Although he originally started his career at the Brookfield Zoo as an animal keeper he moved on to other positions. He learned how to manage from the ground up as curator at the Birmingham Zoo and director of Busch Gardens in Florida. He made his mark as the second director of the Louisville Zoo from 1974 to 1988.
In 1974 while driving through the swamps of southern Louisiana a large woodpecker flew in front of his car. Later when he described the bird to ornithologists the preliminary identification was the rare ivory-billed Woodpecker.
Dr. George Rabb 1930 – 2017
Dr. Rabb was a “reptile guy”; he was a herpetologist by formal training and had the distinction of being one of the first Ph.D.’s to work in an American zoo. Even after he retired as director of the Brookfield Zoo he continued to raise awareness regarding the global amphibian crisis.

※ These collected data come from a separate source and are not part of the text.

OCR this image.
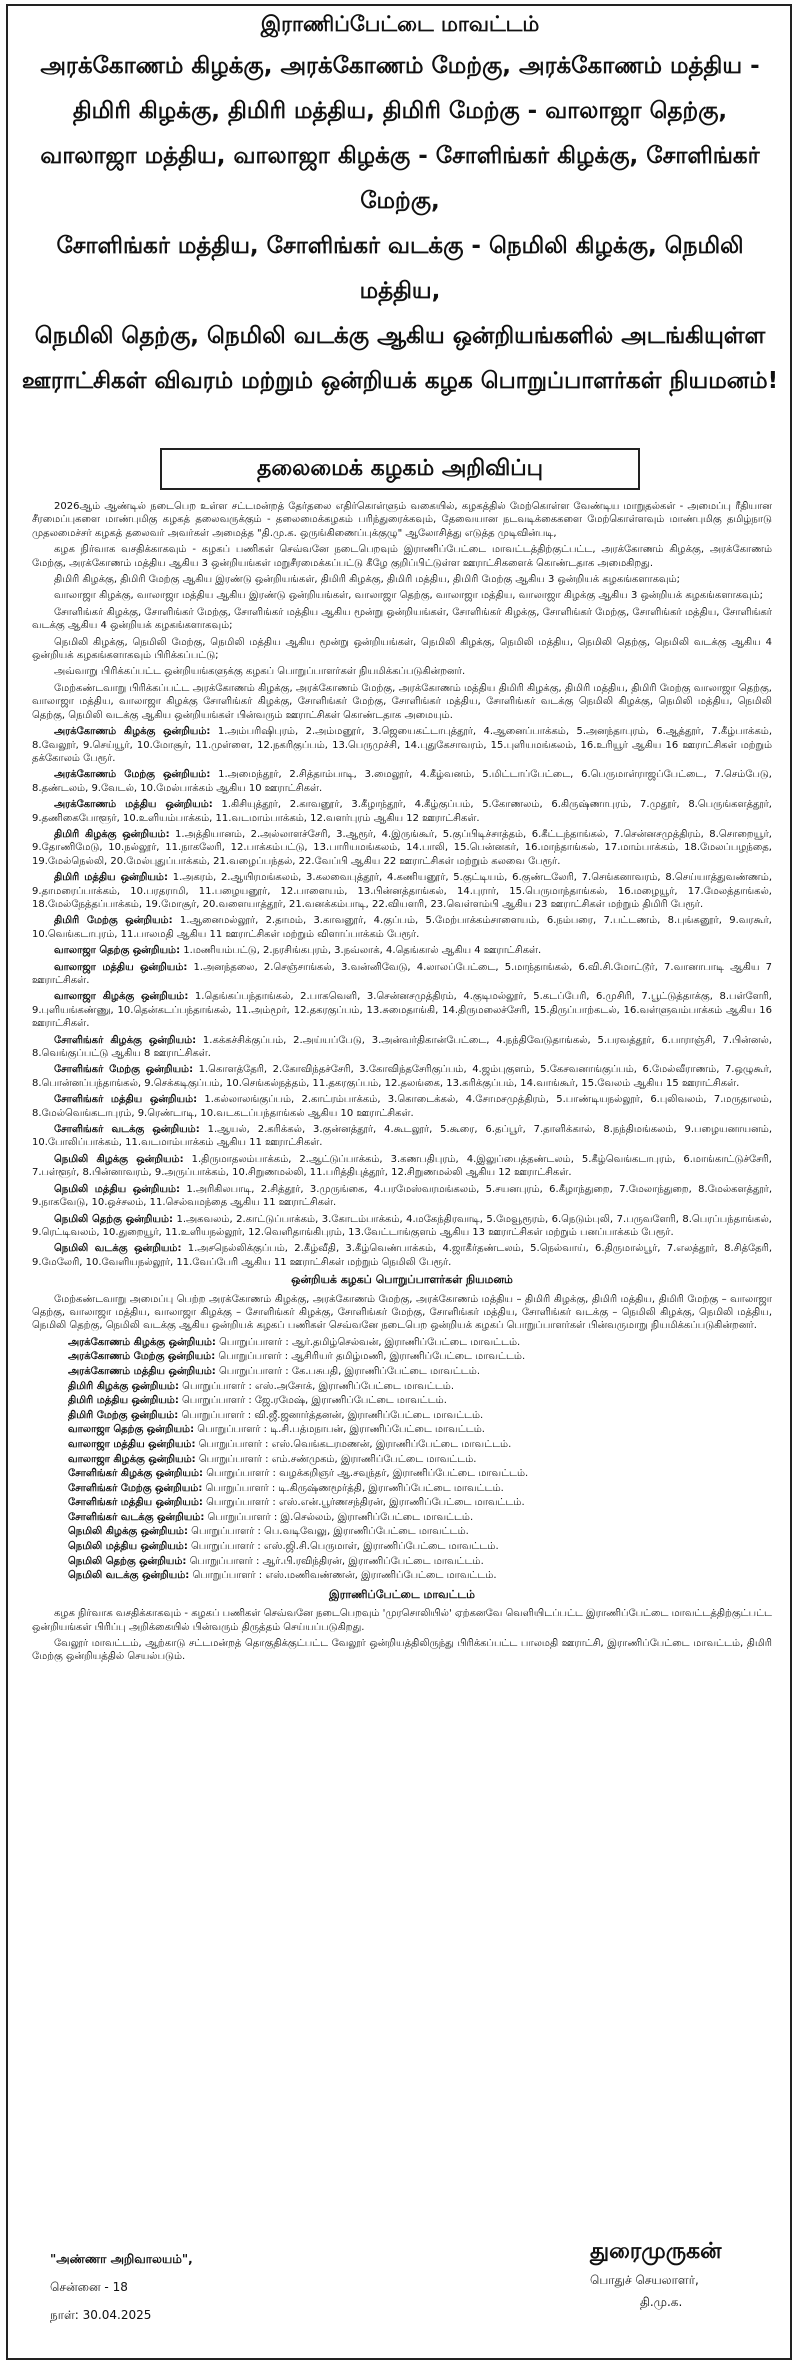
இராணிப்பேட்டை மாவட்டம்
அரக்கோணம் கிழக்கு, அரக்கோணம் மேற்கு, அரக்கோணம் மத்திய -
திமிரி கிழக்கு, திமிரி மத்திய, திமிரி மேற்கு - வாலாஜா தெற்கு,
வாலாஜா மத்திய, வாலாஜா கிழக்கு - சோளிங்கர் கிழக்கு, சோளிங்கர் மேற்கு,
சோளிங்கர் மத்திய, சோளிங்கர் வடக்கு - நெமிலி கிழக்கு, நெமிலி மத்திய,
நெமிலி தெற்கு, நெமிலி வடக்கு ஆகிய ஒன்றியங்களில் அடங்கியுள்ள
ஊராட்சிகள் விவரம் மற்றும் ஒன்றியக் கழக பொறுப்பாளர்கள் நியமனம்!
தலைமைக் கழகம் அறிவிப்பு

2026ஆம் ஆண்டில் நடைபெற உள்ள சட்டமன்றத் தேர்தலை எதிர்கொள்ளும் வகையில், கழகத்தில் மேற்கொள்ள வேண்டிய மாறுதல்கள் - அமைப்பு ரீதியான சீரமைப்புகளை மாண்புமிகு கழகத் தலைவருக்கும் - தலைமைக்கழகம் பரிந்துரைக்கவும், தேவையான நடவடிக்கைகளை மேற்கொள்ளவும் மாண்புமிகு தமிழ்நாடு முதலமைச்சர் கழகத் தலைவர் அவர்கள் அமைத்த "தி.மு.க. ஒருங்கிணைப்புக்குழு" ஆலோசித்து எடுத்த முடிவின்படி,

கழக நிர்வாக வசதிக்காகவும் - கழகப் பணிகள் செவ்வனே நடைபெறவும் இராணிப்பேட்டை மாவட்டத்திற்குட்பட்ட, அரக்கோணம் கிழக்கு, அரக்கோணம் மேற்கு, அரக்கோணம் மத்திய ஆகிய 3 ஒன்றியங்கள் மறுசீரமைக்கப்பட்டு கீழே குறிப்பிட்டுள்ள ஊராட்சிகளைக் கொண்டதாக அமைகிறது.

திமிரி கிழக்கு, திமிரி மேற்கு ஆகிய இரண்டு ஒன்றியங்கள், திமிரி கிழக்கு, திமிரி மத்திய, திமிரி மேற்கு ஆகிய 3 ஒன்றியக் கழகங்களாகவும்;

வாலாஜா கிழக்கு, வாலாஜா மத்திய ஆகிய இரண்டு ஒன்றியங்கள், வாலாஜா தெற்கு, வாலாஜா மத்திய, வாலாஜா கிழக்கு ஆகிய 3 ஒன்றியக் கழகங்களாகவும்;

சோளிங்கர் கிழக்கு, சோளிங்கர் மேற்கு, சோளிங்கர் மத்திய ஆகிய மூன்று ஒன்றியங்கள், சோளிங்கர் கிழக்கு, சோளிங்கர் மேற்கு, சோளிங்கர் மத்திய, சோளிங்கர் வடக்கு ஆகிய 4 ஒன்றியக் கழகங்களாகவும்;

நெமிலி கிழக்கு, நெமிலி மேற்கு, நெமிலி மத்திய ஆகிய மூன்று ஒன்றியங்கள், நெமிலி கிழக்கு, நெமிலி மத்திய, நெமிலி தெற்கு, நெமிலி வடக்கு ஆகிய 4 ஒன்றியக் கழகங்களாகவும் பிரிக்கப்பட்டு;

அவ்வாறு பிரிக்கப்பட்ட ஒன்றியங்களுக்கு கழகப் பொறுப்பாளர்கள் நியமிக்கப்படுகின்றனர்.

மேற்கண்டவாறு பிரிக்கப்பட்ட அரக்கோணம் கிழக்கு, அரக்கோணம் மேற்கு, அரக்கோணம் மத்திய திமிரி கிழக்கு, திமிரி மத்திய, திமிரி மேற்கு வாலாஜா தெற்கு, வாலாஜா மத்திய, வாலாஜா கிழக்கு சோளிங்கர் கிழக்கு, சோளிங்கர் மேற்கு, சோளிங்கர் மத்திய, சோளிங்கர் வடக்கு நெமிலி கிழக்கு, நெமிலி மத்திய, நெமிலி தெற்கு, நெமிலி வடக்கு ஆகிய ஒன்றியங்கள் பின்வரும் ஊராட்சிகள் கொண்டதாக அமையும்.

அரக்கோணம் கிழக்கு ஒன்றியம்: 1.அம்பரிஷிபுரம், 2.அம்மனூர், 3.ஜெயைகட்டாபுத்தூர், 4.ஆனைப்பாக்கம், 5.அனந்தாபுரம், 6.ஆத்தூர், 7.கீழ்பாக்கம், 8.வேலூர், 9.செய்யூர், 10.மோசூர், 11.முள்ளை, 12.நகரிகுப்பம், 13.பெருமுச்சி, 14.புதுகேசாவரம், 15.புளியமங்கலம், 16.உரியூர் ஆகிய 16 ஊராட்சிகள் மற்றும் தக்கோலம் பேரூர்.
அரக்கோணம் மேற்கு ஒன்றியம்: 1.அமைந்தூர், 2.சித்தாம்பாடி, 3.மைலூர், 4.கீழ்வனம், 5.மிட்டாப்பேட்டை, 6.பெருமாள்ராஜப்பேட்டை, 7.செம்பேடு, 8.தண்டலம், 9.வேடல், 10.மேல்பாக்கம் ஆகிய 10 ஊராட்சிகள்.
அரக்கோணம் மத்திய ஒன்றியம்: 1.கிசியுத்தூர், 2.காவனூர், 3.கீழாந்தூர், 4.கீழ்குப்பம், 5.கோணலம், 6.கிருஷ்ணாபுரம், 7.முதூர், 8.பெருங்களத்தூர், 9.தணிகைபோளூர், 10.உளியம்பாக்கம், 11.வடமாம்பாக்கம், 12.வளர்புரம் ஆகிய 12 ஊராட்சிகள்.
திமிரி கிழக்கு ஒன்றியம்: 1.அத்தியானம், 2.அல்லாளச்சேரி, 3.ஆரூர், 4.இருங்கூர், 5.குப்பிடிச்சாத்தம், 6.கீட்டந்தாங்கல், 7.சென்னசமுத்திரம், 8.சொறையூர், 9.தோணிமேடு, 10.நல்லூர், 11.நாகலேரி, 12.பாக்கம்பட்டு, 13.பாரியமங்கலம், 14.பாலி, 15.பென்னகர், 16.மாந்தாங்கல், 17.மாம்பாக்கம், 18.மேலப்பழந்தை, 19.மேல்நெல்லி, 20.மேல்புதுப்பாக்கம், 21.வழைப்பந்தல், 22.வேப்பி ஆகிய 22 ஊராட்சிகள் மற்றும் கலவை பேரூர்.
திமிரி மத்திய ஒன்றியம்: 1.அகரம், 2.ஆயிரமங்கலம், 3.கலவைபுத்தூர், 4.கணியனூர், 5.குட்டியம், 6.குண்டலேரி, 7.செங்கனாவரம், 8.செய்யாத்துவண்ணம், 9.தாமரைப்பாக்கம், 10.பரதராமி, 11.பழையனூர், 12.பாளையம், 13.பின்னத்தாங்கல், 14.புரார், 15.பெருமாந்தாங்கல், 16.மழையூர், 17.மேலத்தாங்கல், 18.மேல்நேத்தப்பாக்கம், 19.மோசூர், 20.வளையாத்தூர், 21.வனக்கம்பாடி, 22.வியளரி, 23.வெள்ளம்பி ஆகிய 23 ஊராட்சிகள் மற்றும் திமிரி பேரூர்.
திமிரி மேற்கு ஒன்றியம்: 1.ஆனைமல்லூர், 2.தாமம், 3.காவனூர், 4.குப்பம், 5.மேற்பாக்கம்சாளையம், 6.நம்பரை, 7.பட்டணம், 8.புங்கனூர், 9.வரகூர், 10.வெங்கடாபுரம், 11.பாலமதி ஆகிய 11 ஊராட்சிகள் மற்றும் விளாப்பாக்கம் பேரூர்.
வாலாஜா தெற்கு ஒன்றியம்: 1.மணியம்பட்டு, 2.நரசிங்கபுரம், 3.நவ்லாக், 4.தெங்கால் ஆகிய 4 ஊராட்சிகள்.
வாலாஜா மத்திய ஒன்றியம்: 1.அனந்தலை, 2.செஞ்சாங்கல், 3.வன்னிவேடு, 4.லாலப்பேட்டை, 5.மாந்தாங்கல், 6.வி.சி.மோட்டூர், 7.வானாபாடி ஆகிய 7 ஊராட்சிகள்.
வாலாஜா கிழக்கு ஒன்றியம்: 1.தெங்கப்பந்தாங்கல், 2.பாகவெளி, 3.சென்னசமுத்திரம், 4.குடிமல்லூர், 5.கடப்பேரி, 6.முசிரி, 7.பூட்டுத்தாக்கு, 8.பள்ளேரி, 9.புளியங்கண்ணு, 10.தென்கடப்பந்தாங்கல், 11.அம்மூர், 12.தகரகுப்பம், 13.சுமைதாங்கி, 14.திருமலைச்சேரி, 15.திருப்பாற்கடல், 16.வள்ளுவம்பாக்கம் ஆகிய 16 ஊராட்சிகள்.
சோளிங்கர் கிழக்கு ஒன்றியம்: 1.கக்கச்சிக்குப்பம், 2.அய்யப்பேடு, 3.அன்வர்திகான்பேட்டை, 4.நந்திவேடுதாங்கல், 5.பரவத்தூர், 6.பாராஞ்சி, 7.பின்னல், 8.வெங்குப்பட்டு ஆகிய 8 ஊராட்சிகள்.
சோளிங்கர் மேற்கு ஒன்றியம்: 1.கொளத்தேரி, 2.கோவிந்தச்சேரி, 3.கோவிந்தசேரிகுப்பம், 4.ஜம்புகுளம், 5.கேசவனாங்குப்பம், 6.மேல்வீராணம், 7.ஒழுகூர், 8.பொன்னப்பந்தாங்கல், 9.செக்கடிகுப்பம், 10.செங்கல்நத்தம், 11.தகரகுப்பம், 12.தலங்கை, 13.கரிக்குப்பம், 14.வாங்கூர், 15.வேலம் ஆகிய 15 ஊராட்சிகள்.
சோளிங்கர் மத்திய ஒன்றியம்: 1.கல்லாலங்குப்பம், 2.காட்ரம்பாக்கம், 3.கொடைக்கல், 4.சோமசமுத்திரம், 5.பாண்டியநல்லூர், 6.புலிவலம், 7.மருதாலம், 8.மேல்வெங்கடாபுரம், 9.ரெண்டாடி, 10.வடகடப்பந்தாங்கல் ஆகிய 10 ஊராட்சிகள்.
சோளிங்கர் வடக்கு ஒன்றியம்: 1.ஆயல், 2.கரிக்கல், 3.குன்னத்தூர், 4.கூடலூர், 5.கூரை, 6.தப்பூர், 7.தாளிக்கால், 8.நந்திமங்கலம், 9.பழையனாயனம், 10.போலிப்பாக்கம், 11.வடமாம்பாக்கம் ஆகிய 11 ஊராட்சிகள்.
நெமிலி கிழக்கு ஒன்றியம்: 1.திருமாதலம்பாக்கம், 2.ஆட்டுப்பாக்கம், 3.கணபதிபுரம், 4.இலுப்பைத்தண்டலம், 5.கீழ்வெங்கடாபுரம், 6.மாங்காட்டுச்சேரி, 7.பள்ளூர், 8.பின்னாவரம், 9.அருப்பாக்கம், 10.சிறுணமல்லி, 11.பரித்திபுத்தூர், 12.சிறுணமல்லி ஆகிய 12 ஊராட்சிகள்.
நெமிலி மத்திய ஒன்றியம்: 1.அரிகிலபாடி, 2.சித்தூர், 3.முருங்கை, 4.பரமேஸ்வரமங்கலம், 5.சயனபுரம், 6.கீழாந்துறை, 7.மேலாந்துறை, 8.மேல்களத்தூர், 9.நாகவேடு, 10.ஒச்சலம், 11.செல்வமந்தை ஆகிய 11 ஊராட்சிகள்.
நெமிலி தெற்கு ஒன்றியம்: 1.அகவலம், 2.காட்டுப்பாக்கம், 3.கோடம்பாக்கம், 4.மகேந்திரவாடி, 5.மேவூரூரம், 6.நெடும்புலி, 7.பருவளேரி, 8.பெரப்பந்தாங்கல், 9.ரெட்டிவலம், 10.துறையூர், 11.உளியநல்லூர், 12.வெளிதாங்கிபுரம், 13.வேட்டாங்குளம் ஆகிய 13 ஊராட்சிகள் மற்றும் பனப்பாக்கம் பேரூர்.
நெமிலி வடக்கு ஒன்றியம்: 1.அசநெல்லிக்குப்பம், 2.கீழ்வீதி, 3.கீழ்வெண்பாக்கம், 4.ஜாகீர்தண்டலம், 5.நெல்வாய், 6.திருமால்பூர், 7.எலத்தூர், 8.சித்தேரி, 9.மேலேரி, 10.வேளியநல்லூர், 11.வேப்பேரி ஆகிய 11 ஊராட்சிகள் மற்றும் நெமிலி பேரூர்.
ஒன்றியக் கழகப் பொறுப்பாளர்கள் நியமனம்

மேற்கண்டவாறு அமைப்பு பெற்ற அரக்கோணம் கிழக்கு, அரக்கோணம் மேற்கு, அரக்கோணம் மத்திய – திமிரி கிழக்கு, திமிரி மத்திய, திமிரி மேற்கு – வாலாஜா தெற்கு, வாலாஜா மத்திய, வாலாஜா கிழக்கு – சோளிங்கர் கிழக்கு, சோளிங்கர் மேற்கு, சோளிங்கர் மத்திய, சோளிங்கர் வடக்கு – நெமிலி கிழக்கு, நெமிலி மத்திய, நெமிலி தெற்கு, நெமிலி வடக்கு ஆகிய ஒன்றியக் கழகப் பணிகள் செவ்வனே நடைபெற ஒன்றியக் கழகப் பொறுப்பாளர்கள் பின்வருமாறு நியமிக்கப்படுகின்றனர்.

அரக்கோணம் கிழக்கு ஒன்றியம்: பொறுப்பாளர் : ஆர்.தமிழ்செல்வன், இராணிப்பேட்டை மாவட்டம்.
அரக்கோணம் மேற்கு ஒன்றியம்: பொறுப்பாளர் : ஆசிரியர் தமிழ்மணி, இராணிப்பேட்டை மாவட்டம்.
அரக்கோணம் மத்திய ஒன்றியம்: பொறுப்பாளர் : கே.பசுபதி, இராணிப்பேட்டை மாவட்டம்.
திமிரி கிழக்கு ஒன்றியம்: பொறுப்பாளர் : எஸ்.அசோக், இராணிப்பேட்டை மாவட்டம்.
திமிரி மத்திய ஒன்றியம்: பொறுப்பாளர் : ஜே.ரமேஷ், இராணிப்பேட்டை மாவட்டம்.
திமிரி மேற்கு ஒன்றியம்: பொறுப்பாளர் : வி.ஜீ.ஜனார்த்தனன், இராணிப்பேட்டை மாவட்டம்.
வாலாஜா தெற்கு ஒன்றியம்: பொறுப்பாளர் : டி.சி.பத்மநாபன், இராணிப்பேட்டை மாவட்டம்.
வாலாஜா மத்திய ஒன்றியம்: பொறுப்பாளர் : எஸ்.வெங்கடரமணன், இராணிப்பேட்டை மாவட்டம்.
வாலாஜா கிழக்கு ஒன்றியம்: பொறுப்பாளர் : எம்.சண்முகம், இராணிப்பேட்டை மாவட்டம்.
சோளிங்கர் கிழக்கு ஒன்றியம்: பொறுப்பாளர் : வழக்கறிஞர் ஆ.சவுந்தர், இராணிப்பேட்டை மாவட்டம்.
சோளிங்கர் மேற்கு ஒன்றியம்: பொறுப்பாளர் : டி.கிருஷ்ணமூர்த்தி, இராணிப்பேட்டை மாவட்டம்.
சோளிங்கர் மத்திய ஒன்றியம்: பொறுப்பாளர் : எஸ்.என்.பூர்ணசந்திரன், இராணிப்பேட்டை மாவட்டம்.
சோளிங்கர் வடக்கு ஒன்றியம்: பொறுப்பாளர் : இ.செல்லம், இராணிப்பேட்டை மாவட்டம்.
நெமிலி கிழக்கு ஒன்றியம்: பொறுப்பாளர் : பெ.வடிவேலு, இராணிப்பேட்டை மாவட்டம்.
நெமிலி மத்திய ஒன்றியம்: பொறுப்பாளர் : எஸ்.ஜி.சி.பெருமாள், இராணிப்பேட்டை மாவட்டம்.
நெமிலி தெற்கு ஒன்றியம்: பொறுப்பாளர் : ஆர்.பி.ரவிந்திரன், இராணிப்பேட்டை மாவட்டம்.
நெமிலி வடக்கு ஒன்றியம்: பொறுப்பாளர் : எஸ்.மணிவண்ணன், இராணிப்பேட்டை மாவட்டம்.
இராணிப்பேட்டை மாவட்டம்

கழக நிர்வாக வசதிக்காகவும் - கழகப் பணிகள் செவ்வனே நடைபெறவும் 'முரசொலியில்' ஏற்கனவே வெளியிடப்பட்ட இராணிப்பேட்டை மாவட்டத்திற்குட்பட்ட ஒன்றியங்கள் பிரிப்பு அறிக்கையில் பின்வரும் திருத்தம் செய்யப்படுகிறது.

வேலூர் மாவட்டம், ஆற்காடு சட்டமன்றத் தொகுதிக்குட்பட்ட வேலூர் ஒன்றியத்திலிருந்து பிரிக்கப்பட்ட பாலமதி ஊராட்சி, இராணிப்பேட்டை மாவட்டம், திமிரி மேற்கு ஒன்றியத்தில் செயல்படும்.

"அண்ணா அறிவாலயம்",
சென்னை - 18
நாள்: 30.04.2025
துரைமுருகன்
பொதுச் செயலாளர்,
தி.மு.க.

He started at the zoo in 1956 and became director of the institution in 1976. Until his retirement as director in 2004, he was the guiding inspiration for leading the zoo into a commitment to international conservation and environmental awareness. As a leader in the field he held the position as chairman of the Species Survival Commission of the IUCN-World Conservation Union.

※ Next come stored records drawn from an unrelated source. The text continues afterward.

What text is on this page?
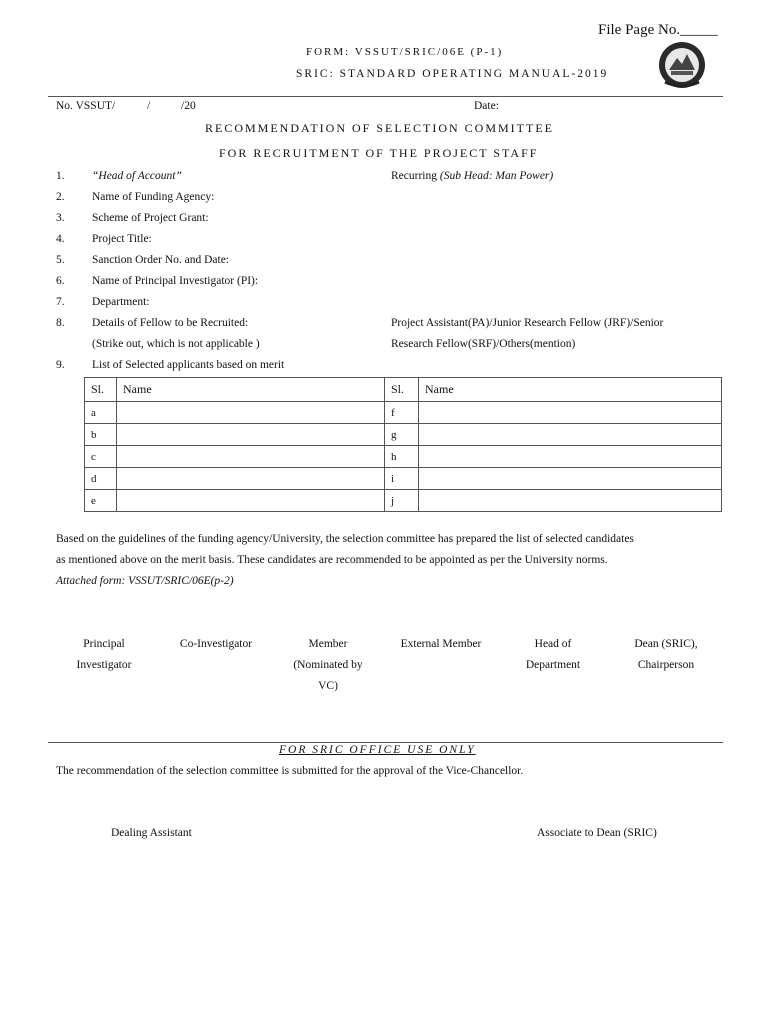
File Page No._____
FORM: VSSUT/SRIC/06E (P-1)
SRIC: STANDARD OPERATING MANUAL-2019
No. VSSUT/	/	/20	Date:
RECOMMENDATION OF SELECTION COMMITTEE
FOR RECRUITMENT OF THE PROJECT STAFF
1. “Head of Account”	Recurring (Sub Head: Man Power)
2. Name of Funding Agency:
3. Scheme of Project Grant:
4. Project Title:
5. Sanction Order No. and Date:
6. Name of Principal Investigator (PI):
7. Department:
8. Details of Fellow to be Recruited:	Project Assistant(PA)/Junior Research Fellow (JRF)/Senior
(Strike out, which is not applicable )	Research Fellow(SRF)/Others(mention)
9. List of Selected applicants based on merit
Sl.	Name	Sl.	Name
a		f	
b		g	
c		h	
d		i	
e		j	
Based on the guidelines of the funding agency/University, the selection committee has prepared the list of selected candidates
as mentioned above on the merit basis. These candidates are recommended to be appointed as per the University norms.
Attached form: VSSUT/SRIC/06E(p-2)
Principal
Investigator
Co-Investigator	Member
(Nominated by
VC)
External Member	Head of
Department
Dean (SRIC),
Chairperson
FOR SRIC OFFICE USE ONLY
The recommendation of the selection committee is submitted for the approval of the Vice-Chancellor.
Dealing Assistant	Associate to Dean (SRIC)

During his long career, he was recognized by the international zoo and conservation communities, which included the 2008 Lifetime Achievement Award of the National Conference on Science Policy and the Environment.
A unique honor bestowed upon him was the naming of Rabbs’ fringe-limbed tree frog.
Saul Kitchener 1938 - 2015
Saul started his zoo career in 1963 at the Oklahoma City Zoo as curator of primates. He later became General Curator, in 1966, at the Henry Doorly Zoo in Omaha, Nebraska. His experience even included a very short stint working at Al Oeming’s Game Farm in Canada. In 1968 he became General Curator at Chicago’s Lincoln Park Zoo and later was promoted to the position of Assistant Director.
Saul left Chicago in 1975 to become director of the San Francisco Zoo. During his time as director, he built the Primate Discovery Center, Penguin Island and Gorilla World. He was able to bring the Giant Pandas as well as the Golden Monkeys from China to the zoo.
Saul was a true zoo man. He loved the zoo profession. He was a mentor to many younger professionals.
When asked how he would like to be remembered Saul replied, “I suppose I’d like to be remembered as having told the truth. I told it like it is.”